Patiently Harriett explained, her incredulity only thinly veiled that the college professor’s wife from Aptos could be so dumb. She taught me how to double-dig; how to gather flower heads in a brown paper sack, secure the top with a rubber band and place it in the sun for days in order to harvest the seeds; how to carefully pinch the spent flowers from rhododendrons to avoid snapping off next year’s blooming shoots; which bushes and trees to prune after their spring flowering and which later on, in the fall; and how to divide rhizomes and bulbs in order to start new clumps or share. She taught me about nitrogen and potassium and phosphorus in the soil and how to enrich it by using what others might term garbage: coffee grounds and tea bags, crushed eggshells, ashes from the woodstove, dog droppings, shredded newspapers, and leaves. She even told me the best garden gloves to buy, not the little winky ones in pretty pastels that are marketed to women in the garden centers, but the more reasonably priced, heavier ones made by Atlas that lasted a whole season even under constant assault by her long nails.

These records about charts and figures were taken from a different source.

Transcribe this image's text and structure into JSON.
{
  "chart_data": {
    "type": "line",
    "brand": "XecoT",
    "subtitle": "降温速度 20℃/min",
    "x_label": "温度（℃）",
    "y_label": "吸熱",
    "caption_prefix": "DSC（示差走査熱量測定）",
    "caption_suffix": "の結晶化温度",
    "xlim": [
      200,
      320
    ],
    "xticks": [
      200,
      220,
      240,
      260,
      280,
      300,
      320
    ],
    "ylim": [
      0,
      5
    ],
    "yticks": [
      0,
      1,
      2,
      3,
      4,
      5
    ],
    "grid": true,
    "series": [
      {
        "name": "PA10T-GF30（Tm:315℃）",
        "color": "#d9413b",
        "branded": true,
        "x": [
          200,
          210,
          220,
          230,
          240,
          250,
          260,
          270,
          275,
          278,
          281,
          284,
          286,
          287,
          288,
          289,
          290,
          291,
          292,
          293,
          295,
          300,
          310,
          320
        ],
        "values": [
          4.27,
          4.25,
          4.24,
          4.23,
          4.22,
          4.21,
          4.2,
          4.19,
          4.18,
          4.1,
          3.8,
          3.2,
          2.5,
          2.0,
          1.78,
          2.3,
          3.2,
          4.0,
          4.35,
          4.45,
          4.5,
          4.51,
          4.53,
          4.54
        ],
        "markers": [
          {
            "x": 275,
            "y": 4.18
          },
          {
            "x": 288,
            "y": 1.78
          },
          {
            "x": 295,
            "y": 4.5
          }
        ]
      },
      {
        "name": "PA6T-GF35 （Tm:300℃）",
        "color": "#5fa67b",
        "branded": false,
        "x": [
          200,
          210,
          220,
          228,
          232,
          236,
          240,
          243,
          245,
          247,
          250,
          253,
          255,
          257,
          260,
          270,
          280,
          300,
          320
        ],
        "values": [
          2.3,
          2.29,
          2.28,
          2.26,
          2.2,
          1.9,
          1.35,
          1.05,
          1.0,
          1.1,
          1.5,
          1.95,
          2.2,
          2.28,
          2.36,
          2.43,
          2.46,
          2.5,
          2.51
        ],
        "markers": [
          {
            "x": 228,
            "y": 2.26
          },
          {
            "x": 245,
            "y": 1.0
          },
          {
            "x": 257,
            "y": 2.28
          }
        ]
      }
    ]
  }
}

Before long I began gathering boulders and muscling together low retaining walls to create paths and planting beds around our new home across the road. But Harriett rolled her eyes at my frequent trips to the local nurseries. “It isn’t about spending money,” she snorted. “Why spend a fortune on all those commercial soil amendments when all you have to do is go into the forest with a rake, clear off the top layer of pine needles, and gather all the forest mulch you want, for nothing?” She believed in doing it the old-fashioned way: composting, propagating, dividing.

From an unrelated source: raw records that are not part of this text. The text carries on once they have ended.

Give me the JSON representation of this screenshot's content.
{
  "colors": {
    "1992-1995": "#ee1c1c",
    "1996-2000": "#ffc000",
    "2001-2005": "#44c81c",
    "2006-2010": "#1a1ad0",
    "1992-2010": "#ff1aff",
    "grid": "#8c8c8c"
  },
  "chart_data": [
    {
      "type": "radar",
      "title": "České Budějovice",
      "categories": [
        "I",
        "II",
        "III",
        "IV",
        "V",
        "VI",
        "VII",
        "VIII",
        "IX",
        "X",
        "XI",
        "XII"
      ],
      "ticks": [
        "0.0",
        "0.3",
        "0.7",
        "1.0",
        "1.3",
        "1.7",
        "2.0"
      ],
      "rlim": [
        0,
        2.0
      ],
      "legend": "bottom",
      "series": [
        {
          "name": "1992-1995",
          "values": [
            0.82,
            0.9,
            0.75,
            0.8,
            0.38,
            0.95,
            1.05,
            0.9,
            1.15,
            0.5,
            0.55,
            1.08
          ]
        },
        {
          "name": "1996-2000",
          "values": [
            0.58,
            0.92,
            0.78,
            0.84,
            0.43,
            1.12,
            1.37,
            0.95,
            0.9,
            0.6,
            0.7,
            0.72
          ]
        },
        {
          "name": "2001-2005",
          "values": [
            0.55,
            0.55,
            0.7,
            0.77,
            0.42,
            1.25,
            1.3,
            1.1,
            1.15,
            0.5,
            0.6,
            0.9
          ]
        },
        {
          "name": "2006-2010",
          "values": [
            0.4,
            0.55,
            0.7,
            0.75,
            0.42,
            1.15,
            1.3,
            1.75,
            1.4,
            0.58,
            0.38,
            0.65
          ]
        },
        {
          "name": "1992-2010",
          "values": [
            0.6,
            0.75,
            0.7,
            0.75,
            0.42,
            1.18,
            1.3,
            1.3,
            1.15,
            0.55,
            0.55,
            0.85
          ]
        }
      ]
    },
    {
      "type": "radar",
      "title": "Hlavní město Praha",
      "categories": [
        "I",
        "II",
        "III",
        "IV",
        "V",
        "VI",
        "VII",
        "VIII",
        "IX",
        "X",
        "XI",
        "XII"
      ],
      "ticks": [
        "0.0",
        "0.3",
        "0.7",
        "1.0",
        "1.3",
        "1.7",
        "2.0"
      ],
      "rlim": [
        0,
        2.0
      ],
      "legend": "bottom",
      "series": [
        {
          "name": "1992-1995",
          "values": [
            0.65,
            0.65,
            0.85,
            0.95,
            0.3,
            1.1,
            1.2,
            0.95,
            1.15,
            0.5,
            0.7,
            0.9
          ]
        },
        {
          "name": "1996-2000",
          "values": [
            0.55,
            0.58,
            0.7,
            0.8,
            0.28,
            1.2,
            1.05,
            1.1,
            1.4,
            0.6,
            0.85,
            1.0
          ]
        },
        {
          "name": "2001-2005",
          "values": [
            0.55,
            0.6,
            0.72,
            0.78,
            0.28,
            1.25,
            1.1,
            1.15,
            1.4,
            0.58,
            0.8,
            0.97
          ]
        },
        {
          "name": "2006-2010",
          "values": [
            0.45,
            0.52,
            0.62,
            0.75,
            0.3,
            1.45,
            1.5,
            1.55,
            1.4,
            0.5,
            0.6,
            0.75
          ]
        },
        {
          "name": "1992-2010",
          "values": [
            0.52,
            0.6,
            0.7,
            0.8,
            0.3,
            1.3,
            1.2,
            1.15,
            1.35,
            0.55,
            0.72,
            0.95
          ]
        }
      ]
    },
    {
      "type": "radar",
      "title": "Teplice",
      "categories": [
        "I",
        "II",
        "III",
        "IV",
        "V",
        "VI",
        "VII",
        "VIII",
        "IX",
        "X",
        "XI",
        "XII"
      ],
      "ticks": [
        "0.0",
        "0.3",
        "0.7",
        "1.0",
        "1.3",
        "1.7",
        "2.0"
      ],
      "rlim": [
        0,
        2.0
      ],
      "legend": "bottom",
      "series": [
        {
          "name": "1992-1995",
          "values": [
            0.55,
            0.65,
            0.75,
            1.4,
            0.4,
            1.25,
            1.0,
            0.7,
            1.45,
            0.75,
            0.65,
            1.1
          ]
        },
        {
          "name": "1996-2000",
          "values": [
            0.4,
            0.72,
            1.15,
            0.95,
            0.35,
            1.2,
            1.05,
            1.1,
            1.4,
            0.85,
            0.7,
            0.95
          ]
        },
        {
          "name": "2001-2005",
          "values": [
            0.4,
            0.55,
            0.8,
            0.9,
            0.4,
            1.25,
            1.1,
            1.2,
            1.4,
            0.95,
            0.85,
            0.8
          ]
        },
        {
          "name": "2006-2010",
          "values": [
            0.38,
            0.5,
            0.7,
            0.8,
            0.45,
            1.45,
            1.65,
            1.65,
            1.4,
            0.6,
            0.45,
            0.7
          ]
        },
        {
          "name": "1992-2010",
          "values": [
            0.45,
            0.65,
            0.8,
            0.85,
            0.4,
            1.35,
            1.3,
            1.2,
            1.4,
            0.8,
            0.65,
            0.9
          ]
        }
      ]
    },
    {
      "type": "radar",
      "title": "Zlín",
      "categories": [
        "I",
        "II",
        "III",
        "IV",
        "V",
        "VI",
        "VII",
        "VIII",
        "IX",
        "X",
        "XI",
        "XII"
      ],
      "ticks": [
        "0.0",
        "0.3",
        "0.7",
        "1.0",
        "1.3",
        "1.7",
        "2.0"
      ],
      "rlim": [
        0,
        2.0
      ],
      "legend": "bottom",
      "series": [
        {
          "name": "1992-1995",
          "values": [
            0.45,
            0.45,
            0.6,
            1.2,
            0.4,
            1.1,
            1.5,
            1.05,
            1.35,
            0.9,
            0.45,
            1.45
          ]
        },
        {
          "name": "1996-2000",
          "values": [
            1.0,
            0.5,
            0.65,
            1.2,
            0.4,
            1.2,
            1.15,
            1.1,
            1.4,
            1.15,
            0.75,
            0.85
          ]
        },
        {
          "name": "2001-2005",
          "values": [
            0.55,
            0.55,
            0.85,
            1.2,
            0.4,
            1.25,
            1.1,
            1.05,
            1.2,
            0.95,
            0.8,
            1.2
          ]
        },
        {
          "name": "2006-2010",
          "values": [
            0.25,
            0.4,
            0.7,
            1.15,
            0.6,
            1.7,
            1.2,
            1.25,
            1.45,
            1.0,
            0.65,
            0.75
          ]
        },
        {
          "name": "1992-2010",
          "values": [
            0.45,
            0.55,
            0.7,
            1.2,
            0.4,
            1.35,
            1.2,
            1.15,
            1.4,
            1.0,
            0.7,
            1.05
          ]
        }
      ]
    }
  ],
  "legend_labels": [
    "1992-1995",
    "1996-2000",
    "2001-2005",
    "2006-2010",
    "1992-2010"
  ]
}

“But that takes so long,” I wailed.

Again Harriett rolled her eyes. “Gardening is about patience,” she said, “and you’ll value the results more if you do it right. Like children. Who’d value kids if you just bought them in batches at the store? It’s the hard work and care and time and love that are important, not instant gratification. It’s about creating something uniquely yours, something beautiful and worthwhile; something that will reward you anew every spring; something that will enrich your life year after year. Your garden doesn’t care how old you are, the size of your bank account, how many teeth you’ve lost, how much you weigh, what you’re wearing—or not wearing—or your position in the local social hierarchy. Let other women have their Valium, their therapists, their retreats, their endless books on meditation and self-improvement; you’ll never need ‘em. Your garden will be all the sustenance you ever need. You’ll never grow too old to cherish an early morning stroll along your paths, coffee cup in hand, visiting your garden family and cheerfully planning your day.”

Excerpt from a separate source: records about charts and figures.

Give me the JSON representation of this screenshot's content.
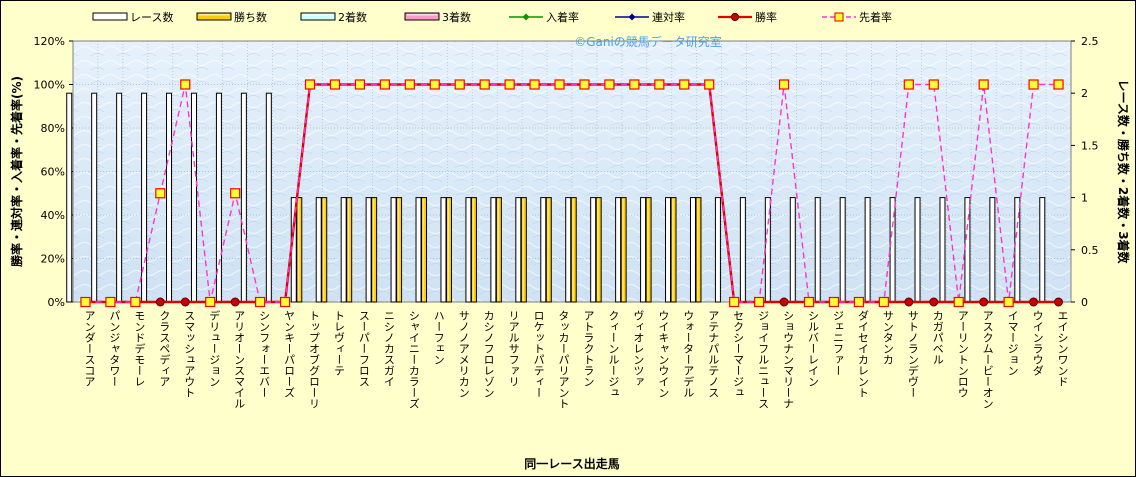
{
  "chart_data": {
    "type": "bar",
    "title": "",
    "watermark": "©Ganiの競馬データ研究室",
    "xlabel": "同一レース出走馬",
    "ylabel_left": "勝率・連対率・入着率・先着率(%)",
    "ylabel_right": "レース数・勝ち数・2着数・3着数",
    "ylim_left": [
      0,
      120
    ],
    "ylim_right": [
      0,
      2.5
    ],
    "yticks_left": [
      "0%",
      "20%",
      "40%",
      "60%",
      "80%",
      "100%",
      "120%"
    ],
    "yticks_right": [
      "0",
      "0.5",
      "1",
      "1.5",
      "2",
      "2.5"
    ],
    "grid": true,
    "legend_position": "top",
    "categories": [
      "アンダースコア",
      "パンジャタワー",
      "モンドデモーレ",
      "クラスペディア",
      "スマッシュアウト",
      "デリュージョン",
      "アリオーンスマイル",
      "シンフォーエバー",
      "ヤンキーパローズ",
      "トップオブグローリ",
      "トレヴィーテ",
      "スーパーフロス",
      "ニシノカスガイ",
      "シャイニーカラーズ",
      "ハーフェン",
      "サノノアメリカン",
      "カシノフロレゾン",
      "リアルサファリ",
      "ロケットパティー",
      "タッカーパリアント",
      "アトラクトラン",
      "クィーンルージュ",
      "ヴィオレンツァ",
      "ウイキャンウイン",
      "ウォーターアデル",
      "アテナパルテノス",
      "セクシーマージュ",
      "ジョイフルニュース",
      "ショウナンマリーナ",
      "シルバーレイン",
      "ジェニファー",
      "ダイセイカレント",
      "サンタンカ",
      "サトノランデヴー",
      "カガパベル",
      "アーリントンロウ",
      "アスクムービーオン",
      "イマージョン",
      "ウインラウダ",
      "エイシンワンド"
    ],
    "series": [
      {
        "name": "レース数",
        "axis": "right",
        "kind": "bar",
        "color": "#ffffff",
        "values": [
          2,
          2,
          2,
          2,
          2,
          2,
          2,
          2,
          2,
          1,
          1,
          1,
          1,
          1,
          1,
          1,
          1,
          1,
          1,
          1,
          1,
          1,
          1,
          1,
          1,
          1,
          1,
          1,
          1,
          1,
          1,
          1,
          1,
          1,
          1,
          1,
          1,
          1,
          1,
          1
        ]
      },
      {
        "name": "勝ち数",
        "axis": "right",
        "kind": "bar",
        "color": "#ffcc00",
        "values": [
          0,
          0,
          0,
          0,
          0,
          0,
          0,
          0,
          0,
          1,
          1,
          1,
          1,
          1,
          1,
          1,
          1,
          1,
          1,
          1,
          1,
          1,
          1,
          1,
          1,
          1,
          0,
          0,
          0,
          0,
          0,
          0,
          0,
          0,
          0,
          0,
          0,
          0,
          0,
          0
        ]
      },
      {
        "name": "2着数",
        "axis": "right",
        "kind": "bar",
        "color": "#ccffff",
        "values": [
          0,
          0,
          0,
          0,
          0,
          0,
          0,
          0,
          0,
          0,
          0,
          0,
          0,
          0,
          0,
          0,
          0,
          0,
          0,
          0,
          0,
          0,
          0,
          0,
          0,
          0,
          0,
          0,
          0,
          0,
          0,
          0,
          0,
          0,
          0,
          0,
          0,
          0,
          0,
          0
        ]
      },
      {
        "name": "3着数",
        "axis": "right",
        "kind": "bar",
        "color": "#ff99cc",
        "values": [
          0,
          0,
          0,
          0,
          0,
          0,
          0,
          0,
          0,
          0,
          0,
          0,
          0,
          0,
          0,
          0,
          0,
          0,
          0,
          0,
          0,
          0,
          0,
          0,
          0,
          0,
          0,
          0,
          0,
          0,
          0,
          0,
          0,
          0,
          0,
          0,
          0,
          0,
          0,
          0
        ]
      },
      {
        "name": "入着率",
        "axis": "left",
        "kind": "line",
        "color": "#009900",
        "marker": "diamond",
        "values": [
          0,
          0,
          0,
          0,
          0,
          0,
          0,
          0,
          0,
          100,
          100,
          100,
          100,
          100,
          100,
          100,
          100,
          100,
          100,
          100,
          100,
          100,
          100,
          100,
          100,
          100,
          0,
          0,
          0,
          0,
          0,
          0,
          0,
          0,
          0,
          0,
          0,
          0,
          0,
          0
        ]
      },
      {
        "name": "連対率",
        "axis": "left",
        "kind": "line",
        "color": "#000099",
        "marker": "diamond",
        "values": [
          0,
          0,
          0,
          0,
          0,
          0,
          0,
          0,
          0,
          100,
          100,
          100,
          100,
          100,
          100,
          100,
          100,
          100,
          100,
          100,
          100,
          100,
          100,
          100,
          100,
          100,
          0,
          0,
          0,
          0,
          0,
          0,
          0,
          0,
          0,
          0,
          0,
          0,
          0,
          0
        ]
      },
      {
        "name": "勝率",
        "axis": "left",
        "kind": "line",
        "color": "#dd0000",
        "marker": "circle",
        "values": [
          0,
          0,
          0,
          0,
          0,
          0,
          0,
          0,
          0,
          100,
          100,
          100,
          100,
          100,
          100,
          100,
          100,
          100,
          100,
          100,
          100,
          100,
          100,
          100,
          100,
          100,
          0,
          0,
          0,
          0,
          0,
          0,
          0,
          0,
          0,
          0,
          0,
          0,
          0,
          0
        ]
      },
      {
        "name": "先着率",
        "axis": "left",
        "kind": "line",
        "color": "#ff33cc",
        "marker": "square",
        "dashed": true,
        "values": [
          0,
          0,
          0,
          50,
          100,
          0,
          50,
          0,
          0,
          100,
          100,
          100,
          100,
          100,
          100,
          100,
          100,
          100,
          100,
          100,
          100,
          100,
          100,
          100,
          100,
          100,
          0,
          0,
          100,
          0,
          0,
          0,
          0,
          100,
          100,
          0,
          100,
          0,
          100,
          100
        ]
      }
    ]
  }
}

Now, more than three decades later, Harriett and Walt are both gone. But Harriett’s influence is not. I’ve created three gardens since those long-ago days, each more elaborate than the last, and every morning, as I stroll, coffee cup in hand, I think of her and the precious wisdom she shared. I smile as I tend the descendants of her early generosity—iris and carpet bugle and lamb’s ears and a variety of dianthus I don’t even know the name of but which blooms vivid hot pink every May and June and scatters its seeds widely. “Fingernail-pink,” I call it. I think of Harriett every time I pinch my Vulcan rhododendrons, expertly preserving next spring’s show of brilliant scarlet flowers. I think about her as I pause, warming my back in a patch of early morning sunshine slanting down through the towering Ponderosas. I think of her and of the wealth of knowledge she shared, about gardening and about life. I think of Harriett and her gift and I give thanks.